Segmented loss
by: Kevin Broløs, Valdemar Stentoft-Hansen and Chris Cave
(Feyn version 3.0 or newer)
A Model
s performance varies across a dataset. The plot_segmented_loss
displays the distribution of an input or output as a histogram and is overlayed with the average loss for the associated bin.
Example
You can use the plot_segmented_loss
function to determine areas where the Model
performs best and worst across the inputs and output.
import feyn
from sklearn.datasets import load_diabetes
import pandas as pd
from feyn.tools import split
# Load diabetes dataset into a pandas dataframe
dataset = load_diabetes()
df_diabetes = pd.DataFrame(dataset.data, columns=dataset.feature_names)
df_diabetes['response'] = dataset.target
# Train/test split
train, test = split(df_diabetes, ratio=[0.6, 0.4])
# Instantiate a QLattice
ql = feyn.QLattice()
models = ql.auto_run(
data=train,
output_name='response'
)
# Select the best Model
best = models[0]
best.plot_segmented_loss(
data = train,
by = None
)
Customising the plot labels
You can customise the labels of the series in the plot with your own labels, by supplying them to the legend
parameter.
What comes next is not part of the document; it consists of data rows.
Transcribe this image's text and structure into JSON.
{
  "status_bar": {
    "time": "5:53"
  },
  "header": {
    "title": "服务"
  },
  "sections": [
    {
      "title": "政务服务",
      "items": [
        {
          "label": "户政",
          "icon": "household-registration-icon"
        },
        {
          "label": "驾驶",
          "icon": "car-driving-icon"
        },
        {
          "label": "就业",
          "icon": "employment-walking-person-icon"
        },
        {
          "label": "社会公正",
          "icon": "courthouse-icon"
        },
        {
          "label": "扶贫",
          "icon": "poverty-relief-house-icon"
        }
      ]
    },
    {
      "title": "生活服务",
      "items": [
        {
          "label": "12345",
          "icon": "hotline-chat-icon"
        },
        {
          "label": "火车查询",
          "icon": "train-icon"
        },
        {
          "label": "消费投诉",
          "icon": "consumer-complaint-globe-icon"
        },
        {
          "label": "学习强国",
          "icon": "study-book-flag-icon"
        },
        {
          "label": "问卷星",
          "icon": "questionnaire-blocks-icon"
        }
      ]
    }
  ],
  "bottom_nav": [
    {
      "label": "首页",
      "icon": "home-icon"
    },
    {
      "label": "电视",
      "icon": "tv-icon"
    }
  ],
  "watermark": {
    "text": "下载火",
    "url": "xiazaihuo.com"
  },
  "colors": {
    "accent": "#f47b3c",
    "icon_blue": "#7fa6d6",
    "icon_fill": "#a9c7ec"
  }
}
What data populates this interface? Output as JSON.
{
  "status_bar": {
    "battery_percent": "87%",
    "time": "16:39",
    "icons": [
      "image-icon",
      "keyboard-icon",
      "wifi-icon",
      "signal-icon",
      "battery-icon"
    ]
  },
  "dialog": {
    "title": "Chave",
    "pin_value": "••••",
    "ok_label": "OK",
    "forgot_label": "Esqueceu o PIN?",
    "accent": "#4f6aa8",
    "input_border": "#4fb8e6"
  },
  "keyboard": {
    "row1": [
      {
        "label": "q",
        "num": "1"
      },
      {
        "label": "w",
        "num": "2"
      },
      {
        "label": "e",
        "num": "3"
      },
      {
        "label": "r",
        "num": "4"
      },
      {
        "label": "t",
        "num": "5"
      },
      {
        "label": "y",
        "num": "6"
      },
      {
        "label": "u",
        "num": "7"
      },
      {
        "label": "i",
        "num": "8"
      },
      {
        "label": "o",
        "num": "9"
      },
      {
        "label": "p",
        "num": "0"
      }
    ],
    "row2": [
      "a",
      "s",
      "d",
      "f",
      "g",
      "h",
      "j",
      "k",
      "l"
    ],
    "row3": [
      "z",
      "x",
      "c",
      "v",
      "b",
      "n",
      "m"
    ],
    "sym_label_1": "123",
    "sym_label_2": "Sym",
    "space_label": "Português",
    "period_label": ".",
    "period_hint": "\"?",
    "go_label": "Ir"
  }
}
You can also adjust the positioning of the legend.
The legend array goes in the order: histogram
, line
.
best.plot_segmented_loss(
data = train,
by = None,
legend=["Sample count", "Loss (lower is better)"],
legend_loc="upper left")
Saving the plot
You can save the plot using the filename
parameter. The plot is saved in the current working directory unless another path specifed.
best.plot_segmented_loss(train, filename="feyn-plot")
plot_segmented_loss
Parameters of data
The data passed in this parameter is used to determine the bins of the input or output the plot is segemented by and the average loss across the bin.
by
The input name or output to segment the loss over.
Feyn
Location in This function can also be found in feyn.plots
module.
from feyn.plots import plot_segmented_loss
plot_segmented_loss(best, train)